Как же выйти из порочного круга нечестивой веры, порочащей Божье творение и глумящейся над прекрасным человеческим телом и праведными чистыми чувствами души? 

Пушкин даёт нам возможность понять, что дело не в суровости Закона и непреложности наказания, но в чём-то другом. 

Дело в том, что христианские Законы неверны в своей основе, с одной стороны предлагая человеку не отвечать на насилие себя и ближних своих нечестивыми, а с другой стороны оправдывая «всякую власть» и производя её «от Бога». 

Что-то мы перепутали в нашем доме и государстве, если власть и вера вместо того чтобы охранять народ и помогать ему праведно жить, стали своей противоположностью?! 

Задумаемся , что же подменила нам «заповедь ненасилия», что в ней отталкивает нас, а что привлекает сердце, возвышает его? 
- Отталкивает покорность чуждой и несправедливой воле и лишение свободы. С этим сердце искреннего человека никогда не сможет смириться, несмотря ни на какие уговоры. 

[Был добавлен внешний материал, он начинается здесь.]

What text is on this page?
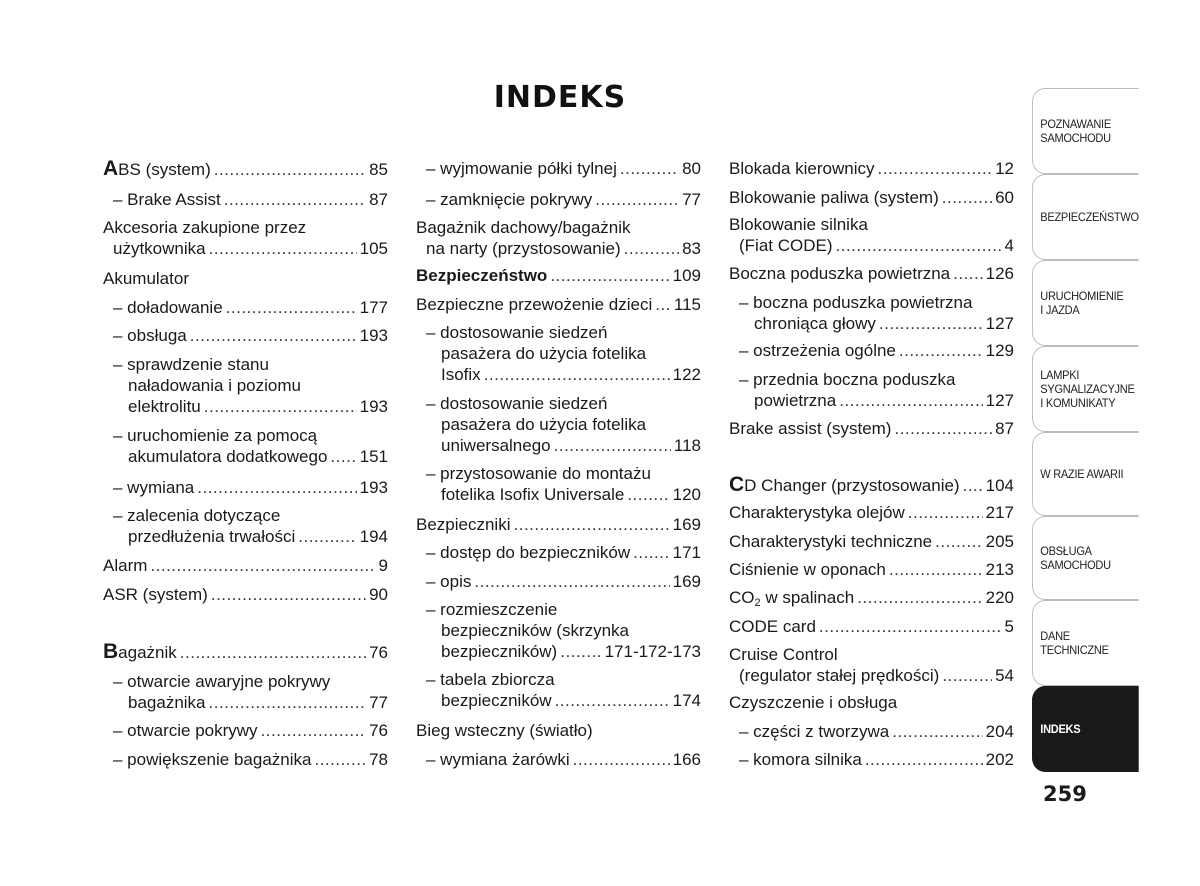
INDEKS
ABS (system) .....	85
– Brake Assist .....	87
Akcesoria zakupione przez
użytkownika .....	105
Akumulator
– doładowanie .....	177
– obsługa .....	193
– sprawdzenie stanu
naładowania i poziomu
elektrolitu .....	193
– uruchomienie za pomocą
akumulatora dodatkowego ..... 151
– wymiana .....	193
– zalecenia dotyczące
przedłużenia trwałości .....	194
Alarm .....	9
ASR (system) .....	90
Bagażnik .....	76
– otwarcie awaryjne pokrywy
bagażnika .....	77
– otwarcie pokrywy .....	76
– powiększenie bagażnika .....	78
– wyjmowanie półki tylnej .....	80
– zamknięcie pokrywy .....	77
Bagażnik dachowy/bagażnik
na narty (przystosowanie) .....	83
Bezpieczeństwo .....	109
Bezpieczne przewożenie dzieci ..... 115
– dostosowanie siedzeń
pasażera do użycia fotelika
Isofix .....	122
– dostosowanie siedzeń
pasażera do użycia fotelika
uniwersalnego .....	118
– przystosowanie do montażu
fotelika Isofix Universale .....	120
Bezpieczniki .....	169
– dostęp do bezpieczników ..... 171
– opis .....	169
– rozmieszczenie
bezpieczników (skrzynka
bezpieczników) .....	171-172-173
– tabela zbiorcza
bezpieczników .....	174
Bieg wsteczny (światło)
– wymiana żarówki .....	166
Blokada kierownicy .....	12
Blokowanie paliwa (system) .....	60
Blokowanie silnika
(Fiat CODE) .....	4
Boczna poduszka powietrzna ..... 126
– boczna poduszka powietrzna
chroniąca głowy .....	127
– ostrzeżenia ogólne .....	129
– przednia boczna poduszka
powietrzna .....	127
Brake assist (system) .....	87
CD Changer (przystosowanie) ..... 104
Charakterystyka olejów .....	217
Charakterystyki techniczne .....	205
Ciśnienie w oponach .....	213
$CO_2$ w spalinach .....	220
CODE card .....	5
Cruise Control
(regulator stałej prędkości) .....	54
Czyszczenie i obsługa
– części z tworzywa .....	204
– komora silnika .....	202
POZNAWANIE
SAMOCHODU
BEZPIECZEŃSTWO
URUCHOMIENIE
I JAZDA
LAMPKI
SYGNALIZACYJNE
I KOMUNIKATY
W RAZIE AWARII
OBSŁUGA
SAMOCHODU
DANE
TECHNICZNE
INDEKS
259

Но есть то, чем эта «заповедь» прикрывается перед профанами, в чём сердце чувствует свою укоренённость – полноту жизни. Это состояние души и сердца в русском языке определено словом милосердие, которое так страстно любил Пушкин: милость сердца и милое сердцу – милосердие – «И милость к падшим призывал» ( «Памятник»). 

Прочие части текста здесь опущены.